Visscher’s models and those of other scientists are based on the assumption that the laws of physics and chemistry behave in other solar systems as they do in our solar system. That’s not a hard assumption for him to make. While he knows that there are significant differences within creation, he also believes that the laws of nature are trustworthy and consistent because they are the work of a sovereign Creator who holds his creation together.

“The discovery of exoplanets has been transformational in helping us understand planetary systems, including our own solar system,” Visscher says, noting that planetary systems are continually forming and changing.

“As we watch these systems that come in all shapes and sizes, we find that our solar system is likely not as static as we may have once thought.” He adds, “We now know that the orbits of young planets may shift and things can get violent and chaotic.”

“It’s exciting to figure out what’s going on in this vast universe,” he says. “I find the amazing scale of creation and how it works to be a powerful witness to God’s creative power and to who he is.” He knows full well that many scientists do not see the world this way and, in fact, believe that the way the world works disproves God’s existence. He also knows that many young Christians find it difficult to reconcile science and Scripture.

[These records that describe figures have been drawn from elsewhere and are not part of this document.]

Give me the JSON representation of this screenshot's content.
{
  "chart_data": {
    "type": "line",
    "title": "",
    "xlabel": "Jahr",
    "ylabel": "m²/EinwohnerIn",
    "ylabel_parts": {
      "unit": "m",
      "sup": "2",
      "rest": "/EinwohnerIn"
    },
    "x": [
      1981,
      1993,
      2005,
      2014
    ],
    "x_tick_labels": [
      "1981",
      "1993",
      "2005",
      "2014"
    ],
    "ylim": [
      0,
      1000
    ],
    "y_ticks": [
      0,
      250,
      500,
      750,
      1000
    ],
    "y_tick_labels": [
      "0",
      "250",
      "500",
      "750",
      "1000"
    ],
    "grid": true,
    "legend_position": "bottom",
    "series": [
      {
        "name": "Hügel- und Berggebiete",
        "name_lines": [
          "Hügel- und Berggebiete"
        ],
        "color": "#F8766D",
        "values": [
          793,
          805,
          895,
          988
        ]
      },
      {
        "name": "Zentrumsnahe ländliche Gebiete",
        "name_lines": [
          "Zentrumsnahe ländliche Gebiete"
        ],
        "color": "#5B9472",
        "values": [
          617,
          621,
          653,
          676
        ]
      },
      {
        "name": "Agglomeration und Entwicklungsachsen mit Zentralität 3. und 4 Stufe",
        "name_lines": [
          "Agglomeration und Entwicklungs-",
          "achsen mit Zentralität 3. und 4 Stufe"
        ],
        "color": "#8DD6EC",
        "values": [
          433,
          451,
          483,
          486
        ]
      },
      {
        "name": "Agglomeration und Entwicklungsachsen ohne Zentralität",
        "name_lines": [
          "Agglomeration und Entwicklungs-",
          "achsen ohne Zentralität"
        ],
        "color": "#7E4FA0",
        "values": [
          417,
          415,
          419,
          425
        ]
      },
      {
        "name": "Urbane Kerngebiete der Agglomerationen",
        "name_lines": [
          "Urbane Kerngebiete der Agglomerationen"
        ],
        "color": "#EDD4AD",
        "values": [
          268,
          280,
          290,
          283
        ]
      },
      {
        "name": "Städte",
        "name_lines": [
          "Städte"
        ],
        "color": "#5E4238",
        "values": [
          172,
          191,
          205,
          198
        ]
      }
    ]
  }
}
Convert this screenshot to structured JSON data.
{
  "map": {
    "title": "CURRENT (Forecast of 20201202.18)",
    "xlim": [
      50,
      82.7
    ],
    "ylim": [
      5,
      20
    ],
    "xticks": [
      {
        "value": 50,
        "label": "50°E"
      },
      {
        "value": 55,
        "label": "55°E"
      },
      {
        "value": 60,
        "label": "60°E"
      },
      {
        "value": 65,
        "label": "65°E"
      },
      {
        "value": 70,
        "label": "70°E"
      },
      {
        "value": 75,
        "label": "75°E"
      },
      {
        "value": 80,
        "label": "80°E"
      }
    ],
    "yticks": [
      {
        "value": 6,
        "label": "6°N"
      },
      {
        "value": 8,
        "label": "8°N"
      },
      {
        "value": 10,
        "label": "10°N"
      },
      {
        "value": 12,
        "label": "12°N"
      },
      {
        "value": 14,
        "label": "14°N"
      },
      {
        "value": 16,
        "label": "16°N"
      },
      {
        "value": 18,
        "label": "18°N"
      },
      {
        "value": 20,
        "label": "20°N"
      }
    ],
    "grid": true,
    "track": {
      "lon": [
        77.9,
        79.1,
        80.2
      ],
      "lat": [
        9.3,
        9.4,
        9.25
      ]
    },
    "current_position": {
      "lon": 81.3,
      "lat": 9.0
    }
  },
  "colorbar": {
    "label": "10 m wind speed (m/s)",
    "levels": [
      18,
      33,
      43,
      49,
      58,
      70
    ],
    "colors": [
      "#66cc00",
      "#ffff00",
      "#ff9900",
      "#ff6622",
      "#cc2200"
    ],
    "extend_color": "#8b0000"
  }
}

He recalls serving on a panel about origins and having a long conversation with a scientist who was raised as a Christian but became an atheist because he felt he had to choose between being a believer and a scientist.

“It breaks my heart when people accept the false choice of faith or science,” he says, “when we know that God is the author of both Scripture and creation.” He believes both are trustworthy. 
And, he believes it is critical for Christians to talk about these topics to better understand how to read the physical evidence we see in creation and how we read Scripture.“

We all bring along our theological, philosophical, and even scientific presuppositions with us when we read the Bible, or in anything else that we do,” Visscher says, noting that how people read Scripture is different after Copernicus than it was before him. He finds wrestling with these issues to be challenging and exciting and believes they need to happen on Christian college campuses like Dordt’s where both faith and science are taken seriously.

“I sometimes tell my students, ‘I’m less interested in what you believe than in how you got there,’” he says. He challenges his students to consider this as they read both Scripture and read creation.

“For me, the Hubble images bring praise to God, they don’t threaten his existence. The vast scale of the universe is a powerful witness to his greatness. We should not confine that universe to our understanding of it. This is God’s world. We should never stop exploring it.”